Wednesday, July 28th, 2010
Bike Box: Your iPhone on Wheels
Friday, July 23rd, 2010
Most of us can picture what a person using an iPhone looks like: neck bent, head down, thumbs racing. He’s probably texting, surfing, changing his Facebook status, possibly even placing a call. PDAs (personal digital assistants) and smartphones perform a number of useful and entertaining functions, but what if instead of drawing you in, your phone could take you out—help you to stretch your legs and see your world?
A new exhibit in Brooklyn shows how a community can utilize this technology to do just that.
Sabine Gruffat and Bill Brown are the creators of Bike Box, a “participatory locative media project and database” now showing at the Devotion Gallery in Williamsburg, Brooklyn. The bicycles, available for public use, have been “outfitted with iPhones and speakers” and are equipped with an application Sabine and Bill developed which “allows users to record and geotag audio as well as play back geolocated audio.” For those new to the term, geotagging uses the Global Positioning System (GPS) to link content to specific locations based on the device. In this case, participants are able to listen to site-specific audio recorded by others as well as add their own contribution where available spaces exist. The audio content ranges from hearing the sounds of Beijing streets similar in character to the street the bicyclist is traveling, to a detailed recorded history of the waterways around Red Hook. It is a compilation of sounds and stories from artists, historians, scientists, neighbors.

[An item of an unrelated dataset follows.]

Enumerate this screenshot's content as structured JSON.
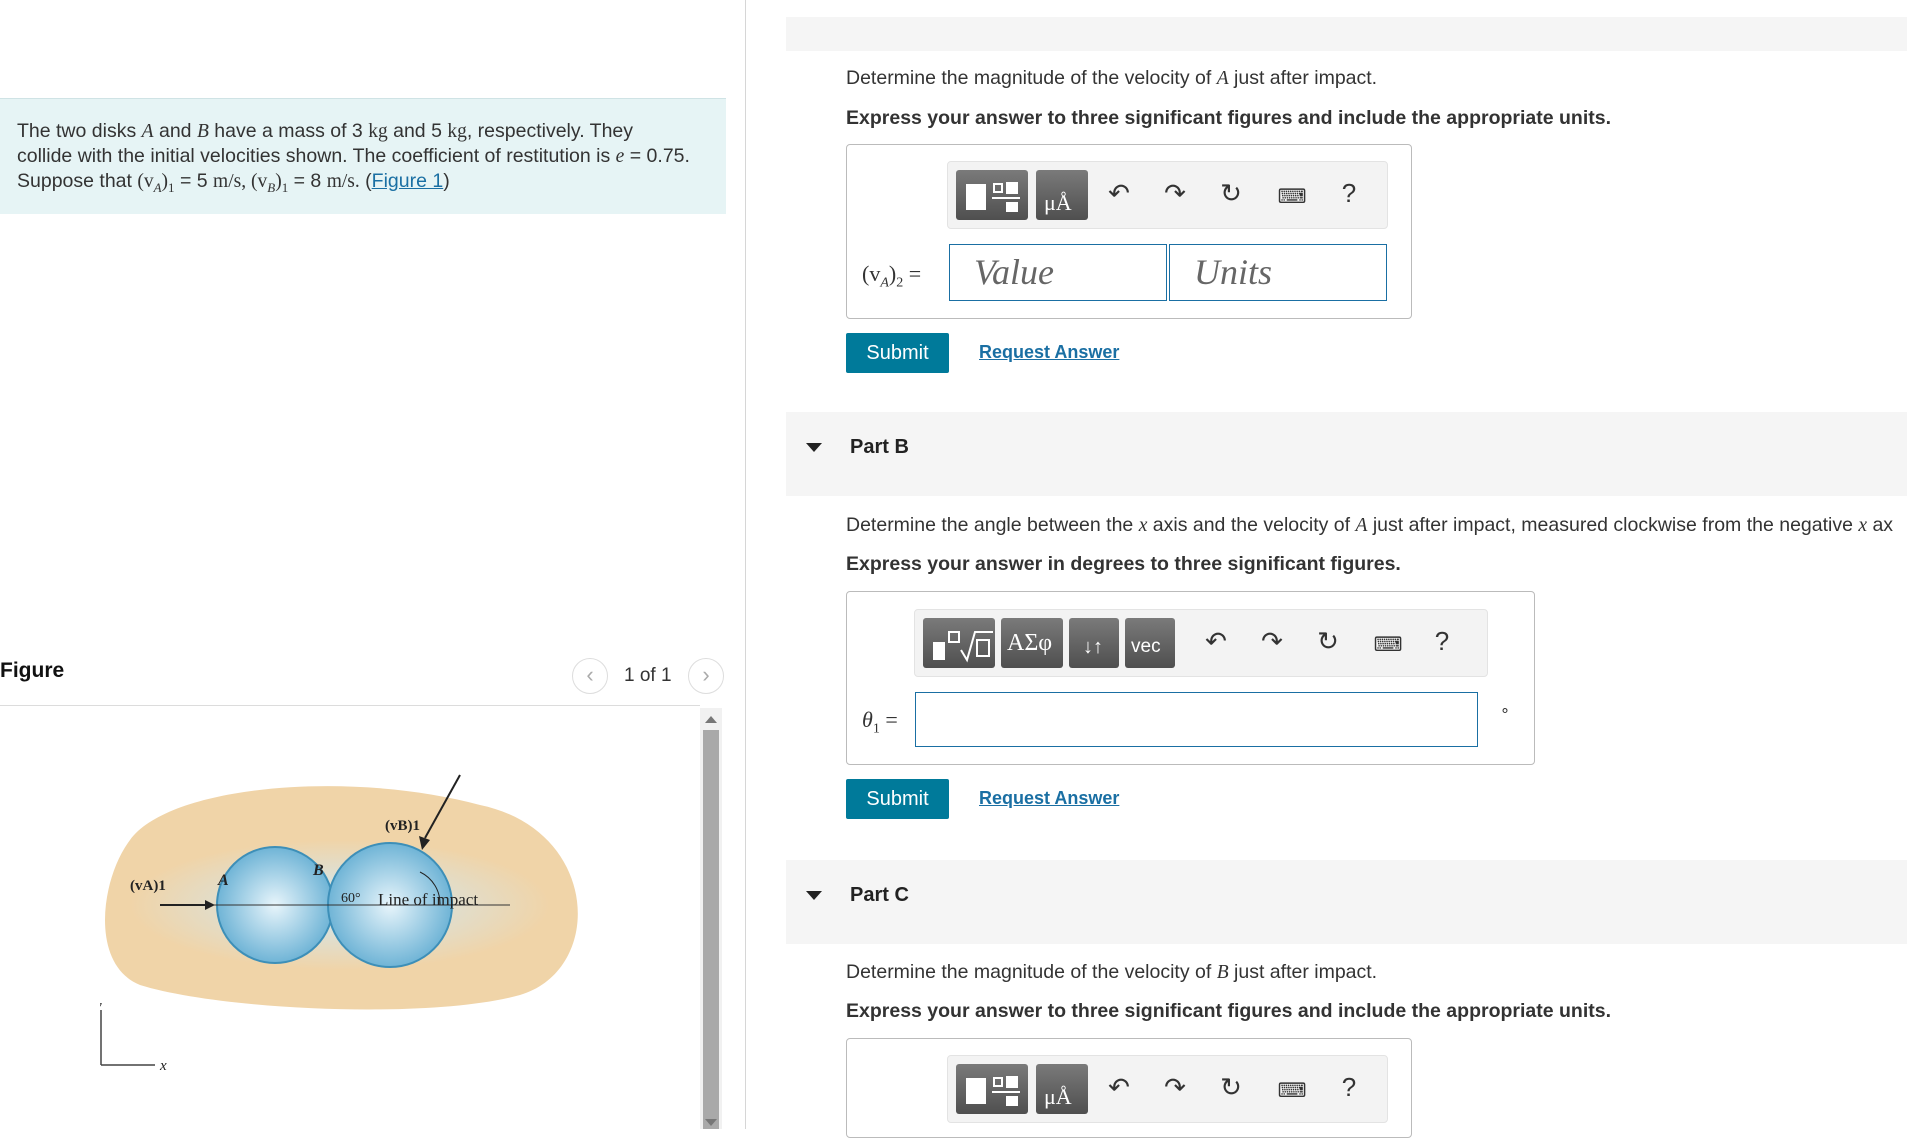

“We were thinking of the bicycles as mobile recording and playback machines,” Sabine Gruffat explains, “creating a space for participation and discovery.” Part of the way this discovery takes place is by taking the focus off of the iPhone. As Bill Brown states, “There is very little to interact with onscreen…we want people looking at the world, not the screen.”
Surely the act of cycling while connecting with the way others see the same path you’re on is bigger than the box it comes in. Nevertheless, I sought out this particular experience because it speaks to a specific fear I and many others have about connective technology: that it can leave us feeling ultimately disconnected.
Bike Box is good example of a different posture we might assume with our PDAs and smartphones. Or, as Bill Brown says, “Bike Box hopes to model a relationship to technology that is interactive, investigatory, and productive. We hope it will also encourage an engaged relationship to space, and an interest in the geographical extension of our lives, our histories, and our memories. Given the current tendency toward virtualized human contact, we hope Bike Box will bring bodies into the street, that shared space of community and collision.”
Information about participating from the Bike Box site:
BIKE BOX will be at Devotion Gallery from July 16th- 25th, 2010. During that time, everyone is welcome to come by and participate in the project. There will be 3 technology-enhanced bicycles at the gallery that can be checked out. These bikes will allow cyclists both to listen to pre-existing audio as they ride around Brooklyn, as well as to add their own site-specific audio to the BIKE BOX database. If you already have an iPhone, you’re also welcome to come by the gallery and download the free, open source BIKE BOX application and enjoy the audio on your own.
–Sarah Brown
The Keys Are Not Enough
Wednesday, July 21st, 2010
At The LAMP, we’ve got a couple of metaphors we use on a regular basis to make the case that media literacy is a basic need. One of our favorites goes something like, “Not teaching media literacy is like not teaching driver’s ed. Just because you have the keys to the car, that doesn’t mean you should drive it.” So, like many other people, we were not surprised when a study came out recently which reported that giving a computer to youth in low-income households provide little or no educational benefit, and that frequently, the gap between test scores of low-income youth and middle- or upper-class youth actually widens as a result. Authors of the study believe that this is because the computers are not used for educational purposes, but instead become instruments of distraction, usually with little or no parental oversight.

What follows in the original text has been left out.